Era una proposta inaccettabile. Nell'ora tragica che si
attraversava, mentre Mussolini minacciava alla Camera la guerra civile qualora
si volesse arrestare il suo movimento, fondare un Governo sulla eventuale
benevola accoglienza di un grosso gruppo parlamentare diventava una avventura
da disperati.
Invano io dimostrai che l'ora non consentiva mezze misure
che il pericolo era mortale e che per evitarlo occorreva superare le formule
antiche del l'intransigenza rivoluzionaria. Alle mie esortazioni e a quelle
accorate di Filippo Turati, che fu, per suo destino, un veggente inascoltato,
si rispose che i socialisti avevano diritto, per la Carta costituzionale,
d'esser difesi nelle loro persone e nelle loro cose, senza che per tale difesa
essi dovessero deflettere dalla intransigente custodia della loro verginità
politica che non ammetteva né connubi, né stabili accostamenti.
Nella serata del 26 luglio io riferii al Re le difficoltà
incontrate e la mia inclinazione a deporre l'incarico. II Re ne fu sinceramente
rammaricato, contava molto sul nuovo e sperato atteggiamento dei socialisti e
aveva fiducia nella loro resipiscenza. Perciò mi esortò a tenere il mandato per
fare nuove insistenze e nuovi tentativi. «Chiami», mi disse, «questa notte i
suoi amici socialisti e veda di persuaderli ».

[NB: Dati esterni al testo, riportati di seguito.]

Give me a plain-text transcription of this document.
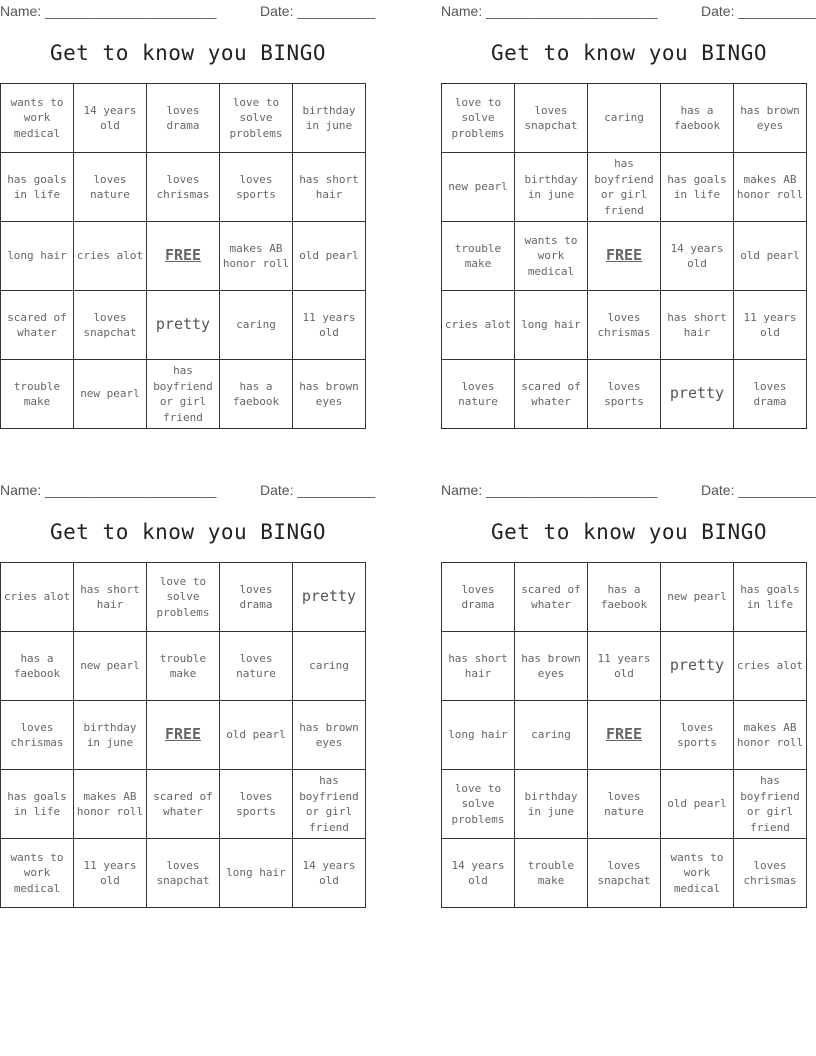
Name: ______________________	Date: __________
Get to know you BINGO
wants to work medical	14 years old	loves drama	love to solve problems	birthday in june
has goals in life	loves nature	loves chrismas	loves sports	has short hair
long hair	cries alot	FREE	makes AB honor roll	old pearl
scared of whater	loves snapchat	pretty	caring	11 years old
trouble make	new pearl	has boyfriend or girl friend	has a faebook	has brown eyes
Name: ______________________	Date: __________
Get to know you BINGO
love to solve problems	loves snapchat	caring	has a faebook	has brown eyes
new pearl	birthday in june	has boyfriend or girl friend	has goals in life	makes AB honor roll
trouble make	wants to work medical	FREE	14 years old	old pearl
cries alot	long hair	loves chrismas	has short hair	11 years old
loves nature	scared of whater	loves sports	pretty	loves drama
Name: ______________________	Date: __________
Get to know you BINGO
cries alot	has short hair	love to solve problems	loves drama	pretty
has a faebook	new pearl	trouble make	loves nature	caring
loves chrismas	birthday in june	FREE	old pearl	has brown eyes
has goals in life	makes AB honor roll	scared of whater	loves sports	has boyfriend or girl friend
wants to work medical	11 years old	loves snapchat	long hair	14 years old
Name: ______________________	Date: __________
Get to know you BINGO
loves drama	scared of whater	has a faebook	new pearl	has goals in life
has short hair	has brown eyes	11 years old	pretty	cries alot
long hair	caring	FREE	loves sports	makes AB honor roll
love to solve problems	birthday in june	loves nature	old pearl	has boyfriend or girl friend
14 years old	trouble make	loves snapchat	wants to work medical	loves chrismas
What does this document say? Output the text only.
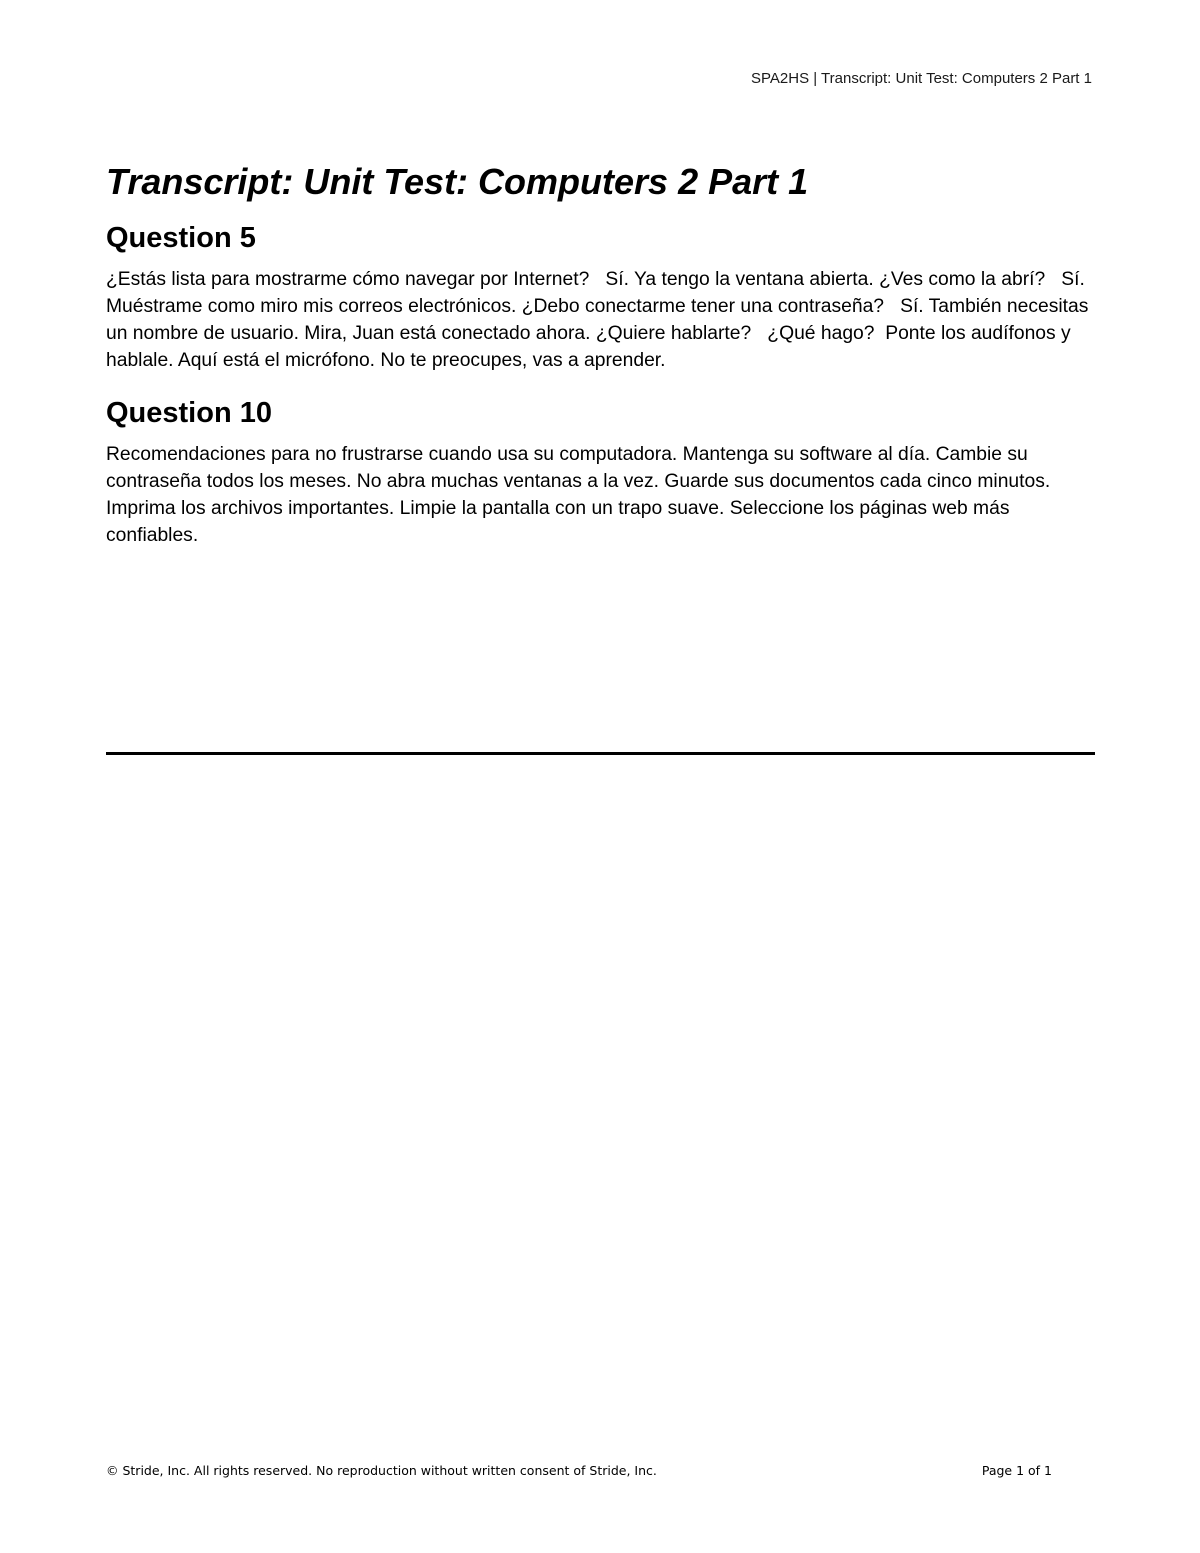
SPA2HS | Transcript: Unit Test: Computers 2 Part 1
Transcript: Unit Test: Computers 2 Part 1
Question 5

¿Estás lista para mostrarme cómo navegar por Internet?   Sí. Ya tengo la ventana abierta. ¿Ves como la abrí?   Sí. Muéstrame como miro mis correos electrónicos. ¿Debo conectarme tener una contraseña?   Sí. También necesitas un nombre de usuario. Mira, Juan está conectado ahora. ¿Quiere hablarte?   ¿Qué hago?  Ponte los audífonos y hablale. Aquí está el micrófono. No te preocupes, vas a aprender.

Question 10

Recomendaciones para no frustrarse cuando usa su computadora. Mantenga su software al día. Cambie su contraseña todos los meses. No abra muchas ventanas a la vez. Guarde sus documentos cada cinco minutos. Imprima los archivos importantes. Limpie la pantalla con un trapo suave. Seleccione los páginas web más confiables.

© Stride, Inc. All rights reserved. No reproduction without written consent of Stride, Inc.	Page 1 of 1
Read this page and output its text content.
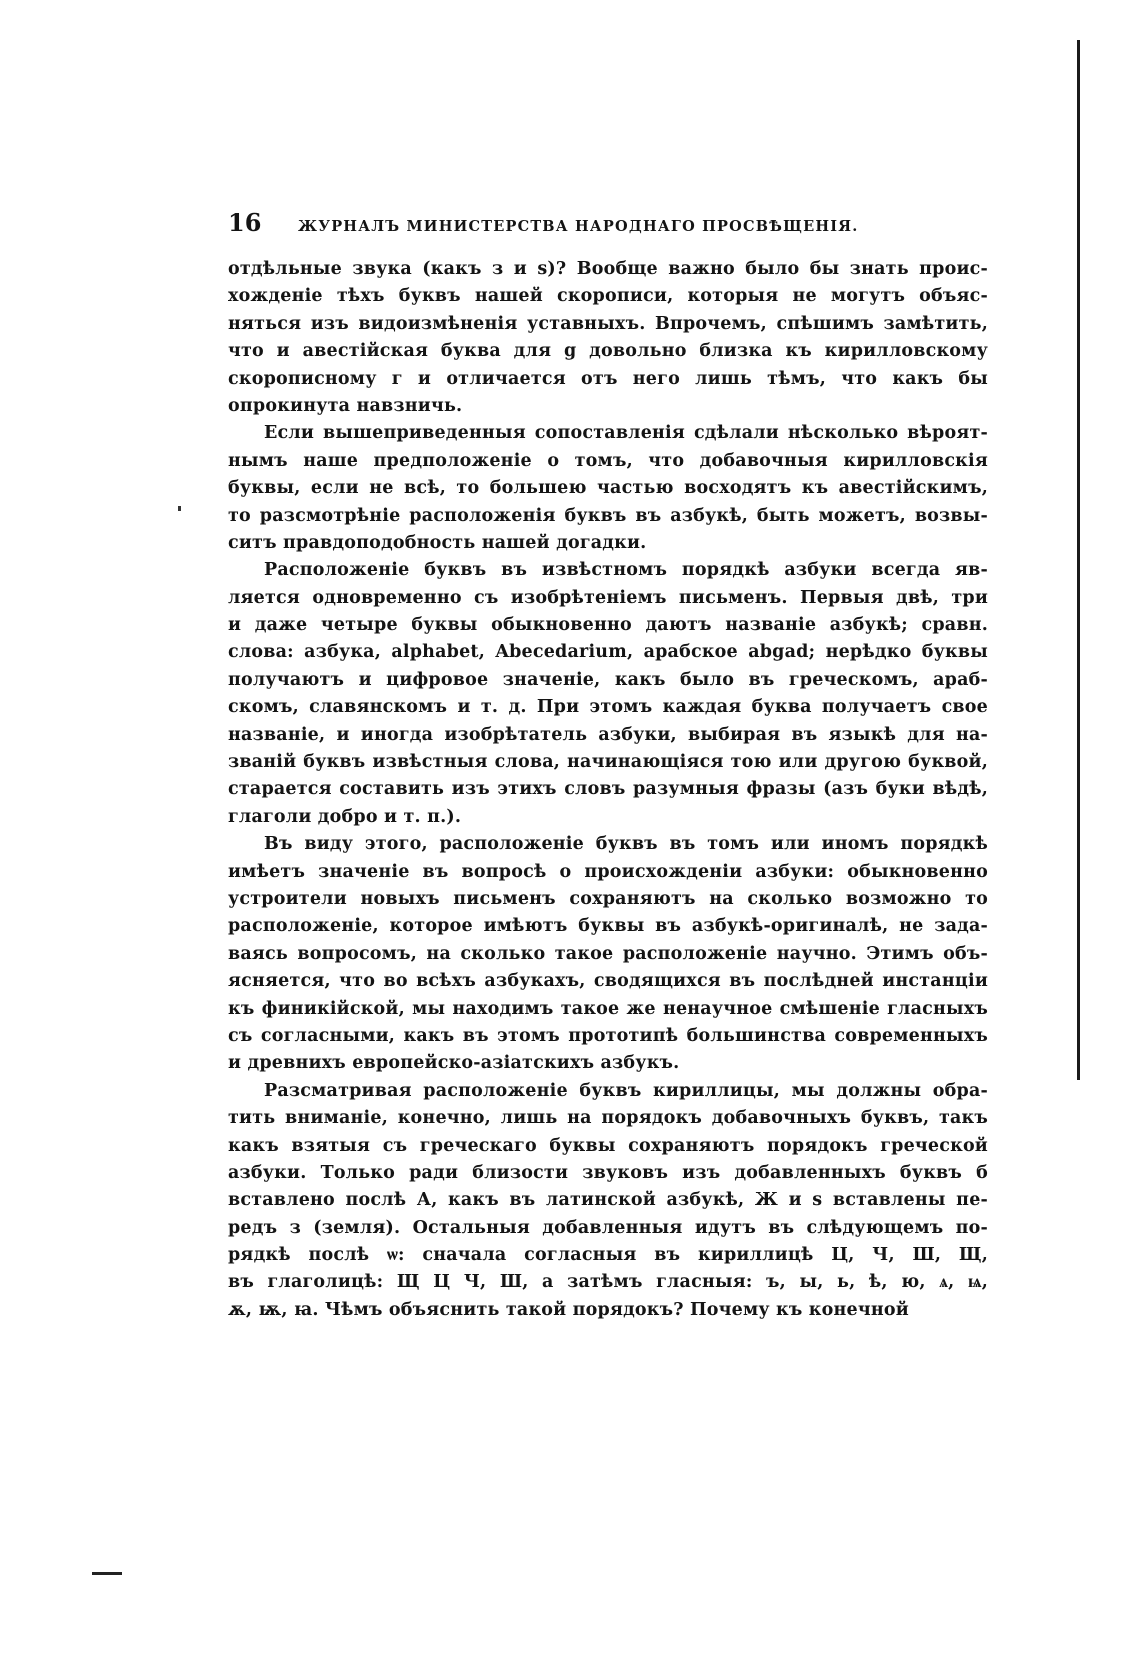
16	ЖУРНАЛЪ МИНИСТЕРСТВА НАРОДНАГО ПРОСВѢЩЕНІЯ.
отдѣльные звука (какъ з и ѕ)? Вообще важно было бы знать проис-
хожденіе тѣхъ буквъ нашей скорописи, которыя не могутъ объяс-
няться изъ видоизмѣненія уставныхъ. Впрочемъ, спѣшимъ замѣтить,
что и авестійская буква для g довольно близка къ кирилловскому
скорописному г и отличается отъ него лишь тѣмъ, что какъ бы
опрокинута навзничь.
Если вышеприведенныя сопоставленія сдѣлали нѣсколько вѣроят-
нымъ наше предположеніе о томъ, что добавочныя кирилловскія
буквы, если не всѣ, то большею частью восходятъ къ авестійскимъ,
то разсмотрѣніе расположенія буквъ въ азбукѣ, быть можетъ, возвы-
ситъ правдоподобность нашей догадки.
Расположеніе буквъ въ извѣстномъ порядкѣ азбуки всегда яв-
ляется одновременно съ изобрѣтеніемъ письменъ. Первыя двѣ, три
и даже четыре буквы обыкновенно даютъ названіе азбукѣ; сравн.
слова: азбука, alphabet, Abecedarium, арабское abgad; нерѣдко буквы
получаютъ и цифровое значеніе, какъ было въ греческомъ, араб-
скомъ, славянскомъ и т. д. При этомъ каждая буква получаетъ свое
названіе, и иногда изобрѣтатель азбуки, выбирая въ языкѣ для на-
званій буквъ извѣстныя слова, начинающіяся тою или другою буквой,
старается составить изъ этихъ словъ разумныя фразы (азъ буки вѣдѣ,
глаголи добро и т. п.).
Въ виду этого, расположеніе буквъ въ томъ или иномъ порядкѣ
имѣетъ значеніе въ вопросѣ о происхожденіи азбуки: обыкновенно
устроители новыхъ письменъ сохраняютъ на сколько возможно то
расположеніе, которое имѣютъ буквы въ азбукѣ-оригиналѣ, не зада-
ваясь вопросомъ, на сколько такое расположеніе научно. Этимъ объ-
ясняется, что во всѣхъ азбукахъ, сводящихся въ послѣдней инстанціи
къ финикійской, мы находимъ такое же ненаучное смѣшеніе гласныхъ
съ согласными, какъ въ этомъ прототипѣ большинства современныхъ
и древнихъ европейско-азіатскихъ азбукъ.
Разсматривая расположеніе буквъ кириллицы, мы должны обра-
тить вниманіе, конечно, лишь на порядокъ добавочныхъ буквъ, такъ
какъ взятыя съ греческаго буквы сохраняютъ порядокъ греческой
азбуки. Только ради близости звуковъ изъ добавленныхъ буквъ б
вставлено послѣ А, какъ въ латинской азбукѣ, Ж и ѕ вставлены пе-
редъ з (земля). Остальныя добавленныя идутъ въ слѣдующемъ по-
рядкѣ послѣ ѡ: сначала согласныя въ кириллицѣ Ц, Ч, Ш, Щ,
въ глаголицѣ: Щ Ц Ч, Ш, а затѣмъ гласныя: ъ, ы, ь, ѣ, ю, ѧ, ѩ,
ѫ, ѭ, ꙗ. Чѣмъ объяснить такой порядокъ? Почему къ конечной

L'attesa non ebbe successo. Le mie nuove insistenze non
ebbero risultato. La corrente massimalista teneva in soggezione il gruppo
socialista e anche nobili spiriti (che di li a poco dovevano far parte da sé)
non sapevano ancora ribellarsi alla sua tirannia.
Nel giorno di mercoledì 26 io andai dal Re per declinare
definitivamente il mandato.
Il Re interpellò alcuni parlamentari di primo piano, come
Luigi Meda e Giuseppe De Nava, poi nell'impossibilità di creare una situazione nuova,
richiamò Luigi Facta che rifece un Gabinetto destinato a brevissima vita.
Così, a poco più di tre mesi dalla marcia fascista su Roma,
nasceva si svolgeva e finiva l'estremo tentativo di opporre dal di dentro (dal
Parlamento e dallo Stato) un argine solido al dilagare della violenza fascista.
Mancato quell'argine per l'incomprensione di quelli stessi
che dovevano per primi esserne sommersi, l'ondata fascista non trovò alcuna
barriera e quando il 28 Ottobre 1922 essa inviò le cosiddette legioni su Roma
trovò la strada aperta e tutti i poteri dello Stato o inefficienti o travolti.